La conferma del binomio Mattarella-Draghi nei ruoli istituzionali precedenti si è rivelata un argine per le conseguenze che potevano derivare dalla dissoluzione della maggioranza parlamentare che sostiene il governo in carica in occasione dell’elezione del nuovo presidente della Repubblica. Un passaggio valutato in modo positivo anche negli ambienti internazionali e dai mercati finanziari.
Ma lo scollamento tra le iniziative dei partiti e l’attività del Governo, rappresentato dal fallimentare tentativo di consolidare il ruolo delle coalizioni politiche nel corso delle trattative per l’elezione del nuovo presidente della Repubblica, rimane uno dei problemi principali per la governabilità dei percorsi che sono stati avviati con il Pnrr. Tema che non può essere liquidato contrapponendo una presunta saggezza dei parlamentari peones alla incapacità dei leader dei partiti.

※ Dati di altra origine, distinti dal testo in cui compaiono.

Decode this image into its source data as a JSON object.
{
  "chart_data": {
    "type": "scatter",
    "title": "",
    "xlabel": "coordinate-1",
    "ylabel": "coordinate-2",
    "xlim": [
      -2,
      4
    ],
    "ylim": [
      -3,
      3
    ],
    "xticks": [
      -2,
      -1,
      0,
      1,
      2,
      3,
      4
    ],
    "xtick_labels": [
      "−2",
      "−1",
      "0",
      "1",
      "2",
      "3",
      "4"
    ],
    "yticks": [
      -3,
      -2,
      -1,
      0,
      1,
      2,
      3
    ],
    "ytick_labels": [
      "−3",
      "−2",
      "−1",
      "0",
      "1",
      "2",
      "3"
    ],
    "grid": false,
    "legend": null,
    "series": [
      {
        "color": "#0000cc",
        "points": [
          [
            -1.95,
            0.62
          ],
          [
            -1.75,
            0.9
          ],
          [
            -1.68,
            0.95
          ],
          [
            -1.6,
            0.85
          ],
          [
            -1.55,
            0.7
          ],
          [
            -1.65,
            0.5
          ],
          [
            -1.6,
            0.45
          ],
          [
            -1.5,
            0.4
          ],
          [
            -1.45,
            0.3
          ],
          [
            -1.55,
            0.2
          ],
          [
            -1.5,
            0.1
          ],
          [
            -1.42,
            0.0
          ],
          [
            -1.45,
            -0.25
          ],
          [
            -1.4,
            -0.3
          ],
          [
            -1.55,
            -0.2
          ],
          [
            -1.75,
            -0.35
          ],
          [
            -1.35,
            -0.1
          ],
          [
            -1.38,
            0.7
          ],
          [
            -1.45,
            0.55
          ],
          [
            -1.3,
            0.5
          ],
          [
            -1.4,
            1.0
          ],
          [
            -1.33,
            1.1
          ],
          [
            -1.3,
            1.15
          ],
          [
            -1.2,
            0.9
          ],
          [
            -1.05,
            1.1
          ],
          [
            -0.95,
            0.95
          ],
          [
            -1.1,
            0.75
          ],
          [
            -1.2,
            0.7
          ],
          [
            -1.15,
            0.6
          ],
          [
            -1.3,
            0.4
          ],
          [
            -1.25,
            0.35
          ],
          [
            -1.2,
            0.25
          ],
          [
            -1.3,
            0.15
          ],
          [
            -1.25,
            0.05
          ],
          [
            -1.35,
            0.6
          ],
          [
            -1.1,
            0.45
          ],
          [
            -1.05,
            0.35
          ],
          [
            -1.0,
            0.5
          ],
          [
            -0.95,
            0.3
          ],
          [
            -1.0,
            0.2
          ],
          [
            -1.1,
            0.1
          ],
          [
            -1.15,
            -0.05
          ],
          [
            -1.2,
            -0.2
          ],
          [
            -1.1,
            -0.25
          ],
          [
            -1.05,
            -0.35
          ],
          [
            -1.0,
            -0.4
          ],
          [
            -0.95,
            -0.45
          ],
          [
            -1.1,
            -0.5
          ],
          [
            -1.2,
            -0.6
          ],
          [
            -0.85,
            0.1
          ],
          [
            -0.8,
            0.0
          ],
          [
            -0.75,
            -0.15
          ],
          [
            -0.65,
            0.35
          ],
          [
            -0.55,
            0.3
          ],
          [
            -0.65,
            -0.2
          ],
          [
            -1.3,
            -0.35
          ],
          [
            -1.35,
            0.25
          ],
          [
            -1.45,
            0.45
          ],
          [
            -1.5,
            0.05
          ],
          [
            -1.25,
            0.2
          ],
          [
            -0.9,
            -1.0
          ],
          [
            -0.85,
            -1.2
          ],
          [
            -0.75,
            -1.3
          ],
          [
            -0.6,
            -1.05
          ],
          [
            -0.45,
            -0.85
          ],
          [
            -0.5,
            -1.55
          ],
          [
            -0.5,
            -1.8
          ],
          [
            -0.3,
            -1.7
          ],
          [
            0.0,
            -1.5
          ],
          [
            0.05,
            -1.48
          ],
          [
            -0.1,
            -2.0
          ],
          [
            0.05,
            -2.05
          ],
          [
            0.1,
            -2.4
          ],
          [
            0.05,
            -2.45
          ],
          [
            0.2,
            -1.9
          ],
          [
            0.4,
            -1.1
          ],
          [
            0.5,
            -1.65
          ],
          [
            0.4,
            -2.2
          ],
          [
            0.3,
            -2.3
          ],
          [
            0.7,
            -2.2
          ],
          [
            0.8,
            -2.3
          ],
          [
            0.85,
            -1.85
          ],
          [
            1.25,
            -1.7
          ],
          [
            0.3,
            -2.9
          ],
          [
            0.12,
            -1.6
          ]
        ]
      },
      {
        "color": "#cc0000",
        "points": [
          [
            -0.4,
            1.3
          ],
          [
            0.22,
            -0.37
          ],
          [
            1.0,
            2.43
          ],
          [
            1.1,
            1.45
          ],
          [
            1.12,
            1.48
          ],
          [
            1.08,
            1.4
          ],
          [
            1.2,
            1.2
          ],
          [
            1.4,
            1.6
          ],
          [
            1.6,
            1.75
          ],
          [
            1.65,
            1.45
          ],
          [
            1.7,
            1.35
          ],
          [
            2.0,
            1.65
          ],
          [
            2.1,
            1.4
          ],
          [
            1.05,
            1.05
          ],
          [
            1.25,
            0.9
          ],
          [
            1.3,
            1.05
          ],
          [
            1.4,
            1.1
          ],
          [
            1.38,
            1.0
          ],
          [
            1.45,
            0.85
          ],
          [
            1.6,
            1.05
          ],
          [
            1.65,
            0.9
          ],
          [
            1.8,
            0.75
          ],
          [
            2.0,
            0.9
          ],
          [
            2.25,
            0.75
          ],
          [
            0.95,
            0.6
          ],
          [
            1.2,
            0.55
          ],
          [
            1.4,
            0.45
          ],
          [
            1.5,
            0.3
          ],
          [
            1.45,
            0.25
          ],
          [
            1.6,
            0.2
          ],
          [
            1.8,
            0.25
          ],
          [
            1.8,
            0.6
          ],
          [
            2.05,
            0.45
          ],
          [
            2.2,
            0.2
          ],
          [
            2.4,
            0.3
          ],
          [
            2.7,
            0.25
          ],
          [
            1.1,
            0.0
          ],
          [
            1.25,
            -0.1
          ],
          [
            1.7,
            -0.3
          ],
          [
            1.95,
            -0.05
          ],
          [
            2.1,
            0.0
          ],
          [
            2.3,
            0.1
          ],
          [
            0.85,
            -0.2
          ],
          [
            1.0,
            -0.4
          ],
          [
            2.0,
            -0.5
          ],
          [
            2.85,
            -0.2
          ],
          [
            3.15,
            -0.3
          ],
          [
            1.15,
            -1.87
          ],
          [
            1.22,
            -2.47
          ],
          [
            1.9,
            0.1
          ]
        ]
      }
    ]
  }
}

Come abbiamo sottolineato in alcuni articoli precedenti, il Governo Draghi ha ampiamente corrisposto ai mandati che gli erano stati affidati: rafforzare l’efficacia degli interventi per il contrasto della pandemia, portare a regime il nuovo Pnrr e gli accordi con le istituzioni della Ue, accelerare i tempi della ripresa economica. Il presidente del Consiglio, nella conferenza di fine anno, ha giustamente rivendicato i risultati ottenuti, ma compiendo l’errore di rassicurare gli italiani riguardo la solidità del percorso avviato e della governance messa in campo per attuare il programma delle riforme. Un errore gravissimo, motivato dall’ansia di comunicare la propria disponibilità per una eventuale candidatura per il Quirinale e di rassicurare i partiti e l’opinione pubblica riguardo la solidità dell’azione del governo, a prescindere dalla sua permanenza alla guida dell’Esecutivo.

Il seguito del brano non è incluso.